Any other things to pay attention to? Objects vs ref objects, sequences, tuples? Specific operations that I should prefer over something else?
Thanks in advance!
I think in my book I told you that -d:danger already implies -d:release. Also --opt:speed in unnecessary with d-:danger or with -d:danger. -O3 is the default for danger and release. --checks:off should be included in -d:danger. --passL:"-flto" should be not necessary, yardanico uses that, but from my experience --passC:-flto is sufficieant. No idea what -m64 makes, but you can try --passC:-march=native
Of course you have to care for all the rest also when you want maximum performance.
Thanks a lot!
Also, @araq, I'll try with the devel branch to see if I notice any difference.
Any other suggestions? (I mean unrelated to compiler options)
I don't know if you are using nim.cfg or config.nims or neither, but once you decide on one (or a few) bundles of options then you can package them up for easy reference. E.g., you could add to your $HOME/.config/nim.cfg:
@if r: # Allow short alias -d:r to make fast executables
define:danger
checks:off
panics:on
--passC:"-flto"
@end
That is still related to compiler options (sort of). Also, on "options while building" profile-guided optimization can often help. See https://forum.nim-lang.org/t/6295
Other speed related ideas..Well, most are not Nim-specific but would also apply to C++ or something like that, but efficient data structures, not repeating work, avoiding memory allocation-free cycles by re-using objects when that's not too hard, and so on all can matter. Some of these are sort of Nim-specific. E.g., if you have a seq[T] and can estimate its size ahead of time then pre-allocating that size and using [i] will be faster than growing up by add. Similarly, pre-sizing a Table can save the grow-from zero with many intermediate resizes costs and so on.
It's much easier to give specific guidelines. So, if you can anticipate or profile some small section of code as important to your overall performance and then post that here in the Forum then you can often get good suggestions for how to speed it up.

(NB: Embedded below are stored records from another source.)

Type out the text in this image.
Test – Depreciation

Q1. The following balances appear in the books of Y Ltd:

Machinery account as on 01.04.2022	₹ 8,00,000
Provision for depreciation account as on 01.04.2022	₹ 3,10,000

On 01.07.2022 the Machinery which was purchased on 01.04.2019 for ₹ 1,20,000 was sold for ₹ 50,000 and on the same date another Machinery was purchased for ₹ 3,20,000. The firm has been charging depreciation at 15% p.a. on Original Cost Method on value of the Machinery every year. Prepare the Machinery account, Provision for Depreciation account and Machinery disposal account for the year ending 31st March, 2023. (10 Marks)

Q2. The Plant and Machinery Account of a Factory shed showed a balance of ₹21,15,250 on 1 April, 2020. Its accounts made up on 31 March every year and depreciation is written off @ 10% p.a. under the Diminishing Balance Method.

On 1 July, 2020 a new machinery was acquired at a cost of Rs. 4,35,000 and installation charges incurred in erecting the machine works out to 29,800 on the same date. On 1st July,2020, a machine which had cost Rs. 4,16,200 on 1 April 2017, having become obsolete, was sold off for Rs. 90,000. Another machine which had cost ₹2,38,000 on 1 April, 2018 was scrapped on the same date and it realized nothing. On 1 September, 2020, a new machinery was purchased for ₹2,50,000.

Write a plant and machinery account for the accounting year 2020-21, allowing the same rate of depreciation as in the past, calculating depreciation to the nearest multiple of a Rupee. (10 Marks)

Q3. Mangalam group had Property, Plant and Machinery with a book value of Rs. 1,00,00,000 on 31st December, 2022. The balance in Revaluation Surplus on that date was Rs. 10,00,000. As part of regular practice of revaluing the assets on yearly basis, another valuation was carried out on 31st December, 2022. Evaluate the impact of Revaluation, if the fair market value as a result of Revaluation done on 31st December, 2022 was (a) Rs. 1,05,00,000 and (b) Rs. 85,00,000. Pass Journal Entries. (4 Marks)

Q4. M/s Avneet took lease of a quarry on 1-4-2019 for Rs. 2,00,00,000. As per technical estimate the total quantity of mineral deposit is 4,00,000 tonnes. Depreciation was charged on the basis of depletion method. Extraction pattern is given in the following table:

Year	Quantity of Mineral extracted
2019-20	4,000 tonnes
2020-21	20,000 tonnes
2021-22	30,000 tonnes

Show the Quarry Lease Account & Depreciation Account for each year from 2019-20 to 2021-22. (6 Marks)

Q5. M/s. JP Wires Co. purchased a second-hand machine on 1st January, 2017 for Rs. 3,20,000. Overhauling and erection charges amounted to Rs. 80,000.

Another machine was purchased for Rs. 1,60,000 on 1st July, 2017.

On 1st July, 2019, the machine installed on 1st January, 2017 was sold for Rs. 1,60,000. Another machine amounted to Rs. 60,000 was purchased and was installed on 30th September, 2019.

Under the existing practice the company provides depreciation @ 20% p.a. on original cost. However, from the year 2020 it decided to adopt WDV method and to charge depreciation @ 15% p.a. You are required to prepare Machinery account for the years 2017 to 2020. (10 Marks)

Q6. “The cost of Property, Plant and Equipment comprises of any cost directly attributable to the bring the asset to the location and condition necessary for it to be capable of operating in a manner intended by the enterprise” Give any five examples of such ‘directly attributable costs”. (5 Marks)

In c++ i sometimes also got heavy performance improvments when i avoid random memory access. So looping over an array is often times much faster than accessing by key, since the calls can be vectorized better and the cpu cache can work more efficent.
gcc/gpp is also able to log the missed optimization opportunities with -fopt-info-missed and friends.
@enthus1ast's advice is good. To add some numbers, DRAM latency is typically 60..120 ns while a CPU clock cycle is merely 0.2..0.5ns giving 120..600x possible speed ups. Server class CPUs can even do 2..6 dynamic instructions/cycle amplifying the ratio up to 240..3600x. One can not always get such boosts, but it pays to be aware of basic costs.
Those ratios are so large that modern microprocessors take every available opportunity to mask that latency. This in turn makes it all too easy to fool oneself into thinking the ratio is not there by some naive tight, hot loop benchmark. (E.g. doing nothing else allowing the CPU to perfectly predict its near future work and so prefetch memory into L1 caches perfectly.)
But this again is just very general advice/awareness. It's probably multiple whole university level courses to go into all the details while specifics can constrain the scope to something more manageable.
My recommendation is to always profile your code. It's just not possible to guess performance issues beyond a simple program.
VTune is pretty easy to get started with. Just compile with --debuger:native (so that it adds symbols) and open VTune and run your program.
It event allows you to walk through your code looking for hot spots:
Ohhh... I thought I had to have them so I actived them :P
Now that looks a lot better! Thank you! :D